Indígena Sônia Guajajara é pré-candidata à Presidência da República pelo Psol

O Psol define, no próximo dia 10 de março, quem vai disputar a Presidência da República pelo partido. Um dos nomes mais cotados é a indígena Sônia Bone Guajajara, coordenadora executiva da Articulação dos Povos Indígenas do Brasil (Apib), que tem apoio de filiadas e filiados de 20 estados, incluindo no Ceará.
Nesta sexta-feira, 23, a líder indígena participou do debate “Luta indígena: água e territórios” na Assembleia Legislativa do Ceará.

No último dia 6, ela publicou carta aberta se apresentando como alternativa para a disputa presidencial. No dia seguinte, o coordenador do Movimento dos Trabalhadores Sem Teto (MTST), Guilherme Boulos – outro cotado para o posto -, disse ao jornal Folha de S. Paulo que “avançou-se bastante nos debates junto ao Psol para que se possa consolidar uma candidatura”.

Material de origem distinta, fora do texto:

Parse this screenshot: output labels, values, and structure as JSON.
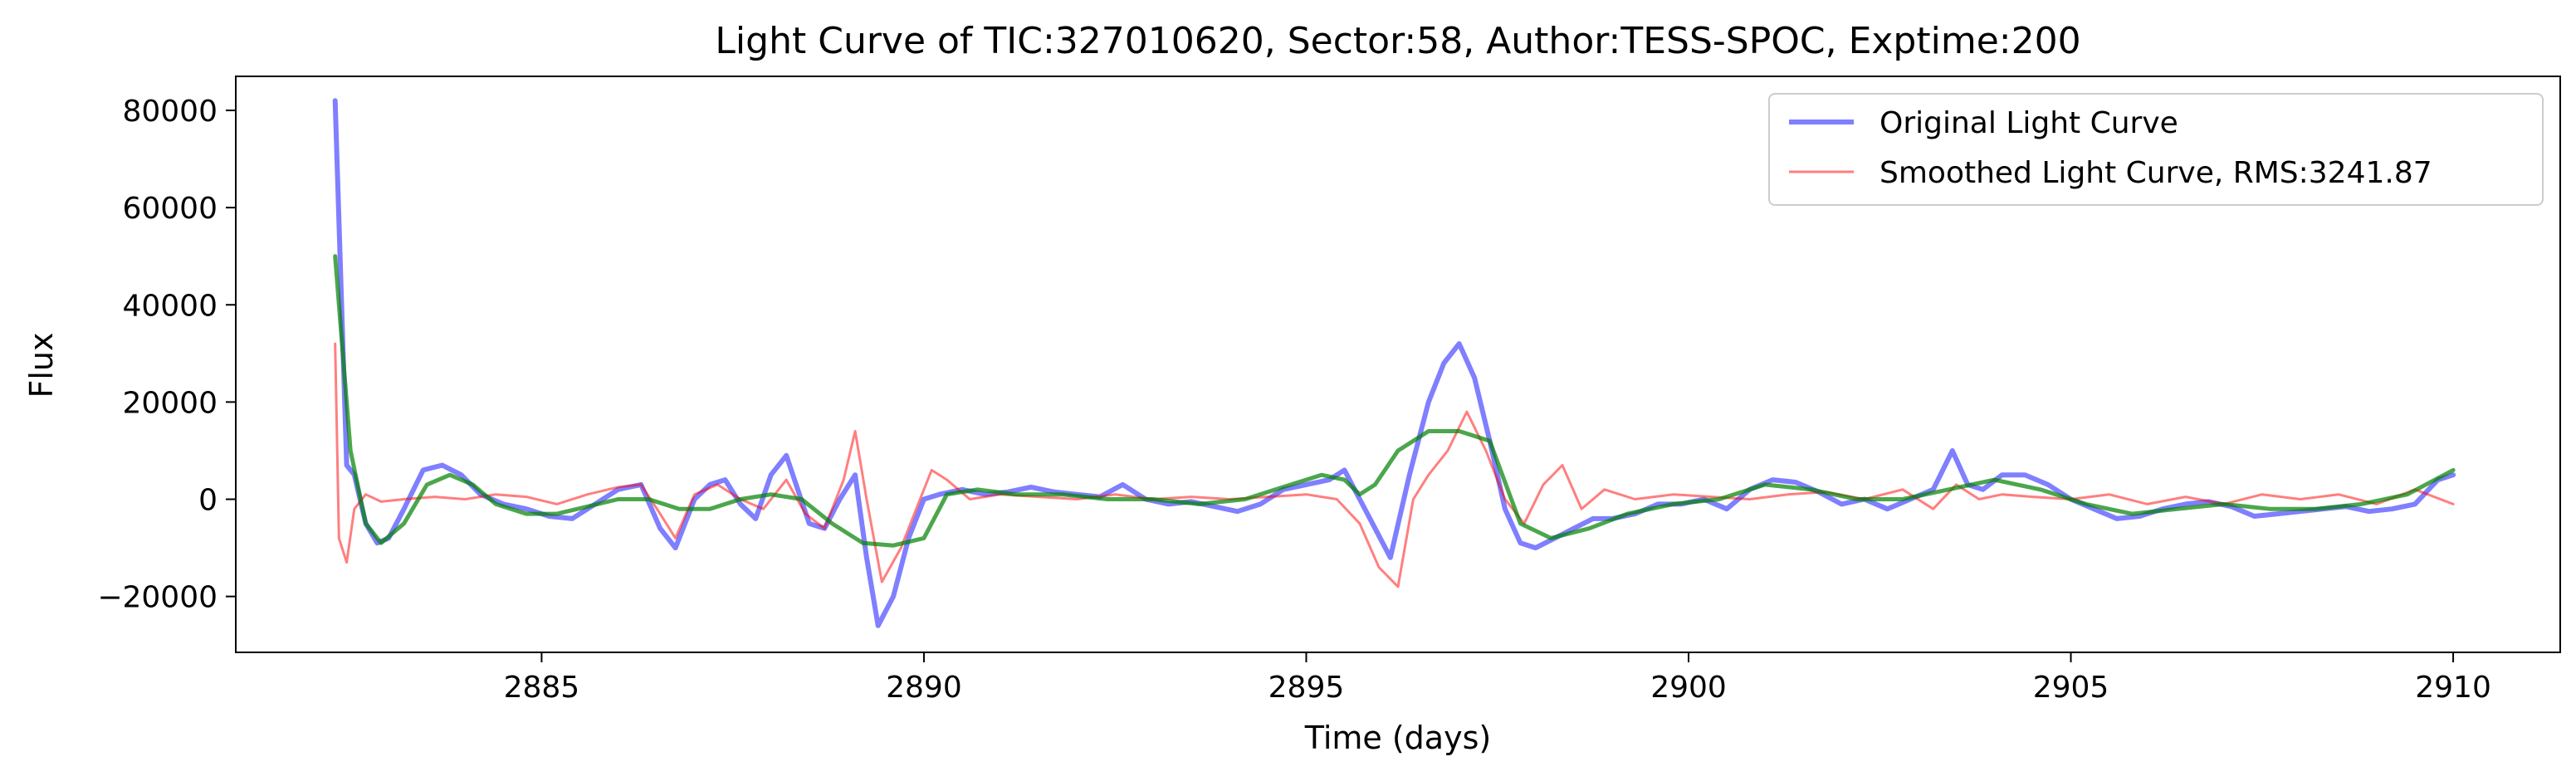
{
  "chart_data": {
    "type": "line",
    "title": "Light Curve of TIC:327010620, Sector:58, Author:TESS-SPOC, Exptime:200",
    "xlabel": "Time (days)",
    "ylabel": "Flux",
    "xlim": [
      2881.0,
      2911.4
    ],
    "ylim": [
      -31500,
      87000
    ],
    "xticks": [
      2885,
      2890,
      2895,
      2900,
      2905,
      2910
    ],
    "yticks": [
      -20000,
      0,
      20000,
      40000,
      60000,
      80000
    ],
    "ytick_labels": [
      "−20000",
      "0",
      "20000",
      "40000",
      "60000",
      "80000"
    ],
    "grid": false,
    "legend_position": "top-right",
    "colors": {
      "original": "#0000ff",
      "smoothed": "#ff0000",
      "trend": "#008000"
    },
    "series": [
      {
        "name": "Original Light Curve",
        "color": "#0000ff",
        "x": [
          2882.3,
          2882.45,
          2882.55,
          2882.7,
          2882.85,
          2883.0,
          2883.2,
          2883.45,
          2883.7,
          2883.95,
          2884.2,
          2884.5,
          2884.8,
          2885.1,
          2885.4,
          2885.7,
          2886.0,
          2886.3,
          2886.55,
          2886.75,
          2887.0,
          2887.2,
          2887.4,
          2887.6,
          2887.8,
          2888.0,
          2888.2,
          2888.35,
          2888.5,
          2888.7,
          2888.9,
          2889.1,
          2889.25,
          2889.4,
          2889.6,
          2889.8,
          2890.0,
          2890.2,
          2890.5,
          2890.8,
          2891.1,
          2891.4,
          2891.7,
          2892.0,
          2892.3,
          2892.6,
          2892.9,
          2893.2,
          2893.5,
          2893.8,
          2894.1,
          2894.4,
          2894.7,
          2895.0,
          2895.3,
          2895.5,
          2895.7,
          2895.9,
          2896.1,
          2896.35,
          2896.6,
          2896.8,
          2897.0,
          2897.2,
          2897.4,
          2897.6,
          2897.8,
          2898.0,
          2898.25,
          2898.5,
          2898.75,
          2899.0,
          2899.3,
          2899.6,
          2899.9,
          2900.2,
          2900.5,
          2900.8,
          2901.1,
          2901.4,
          2901.7,
          2902.0,
          2902.3,
          2902.6,
          2902.9,
          2903.2,
          2903.45,
          2903.65,
          2903.85,
          2904.1,
          2904.4,
          2904.7,
          2905.0,
          2905.3,
          2905.6,
          2905.9,
          2906.2,
          2906.5,
          2906.8,
          2907.1,
          2907.4,
          2907.7,
          2908.0,
          2908.3,
          2908.6,
          2908.9,
          2909.2,
          2909.5,
          2909.8,
          2910.0
        ],
        "values": [
          82000,
          7000,
          5000,
          -5000,
          -9000,
          -8000,
          -2000,
          6000,
          7000,
          5000,
          1000,
          -1000,
          -2000,
          -3500,
          -4000,
          -1000,
          2000,
          3000,
          -6000,
          -10000,
          0,
          3000,
          4000,
          -1000,
          -4000,
          5000,
          9000,
          2000,
          -5000,
          -6000,
          0,
          5000,
          -12000,
          -26000,
          -20000,
          -8000,
          0,
          1000,
          2000,
          1000,
          1500,
          2500,
          1500,
          1000,
          500,
          3000,
          0,
          -1000,
          -500,
          -1500,
          -2500,
          -1000,
          2000,
          3000,
          4000,
          6000,
          0,
          -6000,
          -12000,
          5000,
          20000,
          28000,
          32000,
          25000,
          12000,
          -2000,
          -9000,
          -10000,
          -8000,
          -6000,
          -4000,
          -4000,
          -3000,
          -1000,
          -1000,
          0,
          -2000,
          2000,
          4000,
          3500,
          1500,
          -1000,
          0,
          -2000,
          0,
          2000,
          10000,
          3000,
          2000,
          5000,
          5000,
          3000,
          0,
          -2000,
          -4000,
          -3500,
          -2000,
          -1000,
          -500,
          -1500,
          -3500,
          -3000,
          -2500,
          -2000,
          -1500,
          -2500,
          -2000,
          -1000,
          4000,
          5000
        ]
      },
      {
        "name": "Smoothed Light Curve, RMS:3241.87",
        "color": "#ff0000",
        "x": [
          2882.3,
          2882.35,
          2882.45,
          2882.55,
          2882.7,
          2882.9,
          2883.2,
          2883.6,
          2884.0,
          2884.4,
          2884.8,
          2885.2,
          2885.6,
          2886.0,
          2886.3,
          2886.55,
          2886.75,
          2887.0,
          2887.3,
          2887.6,
          2887.9,
          2888.2,
          2888.45,
          2888.7,
          2888.95,
          2889.1,
          2889.25,
          2889.45,
          2889.7,
          2889.95,
          2890.1,
          2890.3,
          2890.6,
          2891.0,
          2891.5,
          2892.0,
          2892.5,
          2893.0,
          2893.5,
          2894.0,
          2894.5,
          2895.0,
          2895.4,
          2895.7,
          2895.95,
          2896.2,
          2896.4,
          2896.6,
          2896.85,
          2897.1,
          2897.35,
          2897.6,
          2897.85,
          2898.1,
          2898.35,
          2898.6,
          2898.9,
          2899.3,
          2899.8,
          2900.3,
          2900.8,
          2901.3,
          2901.8,
          2902.3,
          2902.8,
          2903.2,
          2903.5,
          2903.8,
          2904.1,
          2904.5,
          2905.0,
          2905.5,
          2906.0,
          2906.5,
          2907.0,
          2907.5,
          2908.0,
          2908.5,
          2909.0,
          2909.5,
          2910.0
        ],
        "values": [
          32000,
          -8000,
          -13000,
          -2000,
          1000,
          -500,
          0,
          500,
          0,
          1000,
          500,
          -1000,
          1000,
          2500,
          3000,
          -3000,
          -8000,
          1000,
          3000,
          0,
          -2000,
          4000,
          -3000,
          -6000,
          4000,
          14000,
          0,
          -17000,
          -10000,
          0,
          6000,
          4000,
          0,
          1000,
          500,
          0,
          1000,
          0,
          500,
          0,
          500,
          1000,
          0,
          -5000,
          -14000,
          -18000,
          0,
          5000,
          10000,
          18000,
          10000,
          0,
          -5000,
          3000,
          7000,
          -2000,
          2000,
          0,
          1000,
          500,
          0,
          1000,
          1500,
          0,
          2000,
          -2000,
          3000,
          0,
          1000,
          500,
          0,
          1000,
          -1000,
          500,
          -1000,
          1000,
          0,
          1000,
          -1000,
          2000,
          -1000
        ]
      },
      {
        "name": "",
        "color": "#008000",
        "x": [
          2882.3,
          2882.5,
          2882.7,
          2882.9,
          2883.2,
          2883.5,
          2883.8,
          2884.1,
          2884.4,
          2884.8,
          2885.2,
          2885.6,
          2886.0,
          2886.4,
          2886.8,
          2887.2,
          2887.6,
          2888.0,
          2888.4,
          2888.8,
          2889.2,
          2889.6,
          2890.0,
          2890.3,
          2890.7,
          2891.2,
          2891.8,
          2892.4,
          2893.0,
          2893.6,
          2894.2,
          2894.8,
          2895.2,
          2895.5,
          2895.7,
          2895.9,
          2896.2,
          2896.6,
          2897.0,
          2897.4,
          2897.8,
          2898.2,
          2898.7,
          2899.2,
          2899.8,
          2900.4,
          2901.0,
          2901.6,
          2902.2,
          2902.8,
          2903.4,
          2904.0,
          2904.6,
          2905.2,
          2905.8,
          2906.4,
          2907.0,
          2907.6,
          2908.2,
          2908.8,
          2909.4,
          2910.0
        ],
        "values": [
          50000,
          10000,
          -5000,
          -9000,
          -5000,
          3000,
          5000,
          3000,
          -1000,
          -3000,
          -3000,
          -1500,
          0,
          0,
          -2000,
          -2000,
          0,
          1000,
          0,
          -5000,
          -9000,
          -9500,
          -8000,
          1000,
          2000,
          1000,
          1000,
          0,
          0,
          -1000,
          0,
          3000,
          5000,
          4000,
          1000,
          3000,
          10000,
          14000,
          14000,
          12000,
          -5000,
          -8000,
          -6000,
          -3000,
          -1000,
          0,
          3000,
          2000,
          0,
          0,
          2000,
          4000,
          2000,
          -1000,
          -3000,
          -2000,
          -1000,
          -2000,
          -2000,
          -1000,
          1000,
          6000
        ]
      }
    ]
  }
}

(Foto: Reprodução / Facebook)
Na carta, Guajajara classifica como guerra sem trégua a articulação interna do congresso nacional do partido. “Inicialmente surpresos após a consulta (do Psol), aos poucos fomos nos dando conta de que seria uma oportunidade histórica de ter a nossa pauta inserida nos debates”, escreveu.
Ela destacou ainda que é a primeira vez que uma pré-candidatura à Presidência, “ainda que pré, é lançada por um setorial amplo, plural e diverso do partido”. Ela fala do Setorial Ecossocialista do Psol.
Presidente do Psol no Ceará, Ailton Lopes apoia a candidatura da maranhense. Ele defende que é fundamental pensar em uma lógica que tenha modelo econômico e social baseado nos direitos humanos e da natureza.
“A Sônia pretende trazer para o debate outra perspectiva, diferente desse modelo baseado no consumo e na produção, de desmatamento e desterritorialização”, afirma Ailton Lopes. “Colocar a economia a serviço dos povos, e não o contrário”.
Para Ailton, a pré-candidatura representa um resgate histórico. “Os povos indígenas foram dizimados no Brasil e América Latina. Restou um número muito pequeno que ainda resiste, inclusive com a própria vida”, destaca. “Não se trata apenas de uma luta pela terra, mas pela própria identidade, pela cultura, valores e vidas desses povos que formaram as primeiras nações a habitar nosso território”.
Apesar do otimismo dos setores mais ligados à luta ecossocialista, o cientista político e professor da Universidade Federal do Ceará (UFC), Valmir Lopes, vê na pré-candidatura uma “lógica contrária” à do Executivo.
“Ela se apresenta originalmente como representante de um grupo determinado, e isso perde enormemente a capacidade de interlocução”, avalia. “Teremos uma porta-voz de um segmento particular, mesmo que simbolicamente. O pressuposto de um cargo do executivo é falar da totalidade”.
Por outro lado, o professor hemérito de Ciência Política da Universidade de Brasília, David Fleischer, vê na líder indígena mais uma possibilidade de “outsider”, alguém que não ocupava cargos políticos oficiais, de destaque na política nacional.
“Encaixa bem no que chamados de cansaço e rebeldia do eleitorado brasileiro que não quer reeleger políticos corruptos”, pondera. “E existe essa ideia de que tudo quanto é político é corrupto. Essa candidatura encaixa muito bem nessa nova aspiração do eleitorado”.
Sônia Guajajara foi contatada pelo O POVO Online e chegou a marcar entrevista na tarde do último dia 22, mas as ligações não foram atendidas.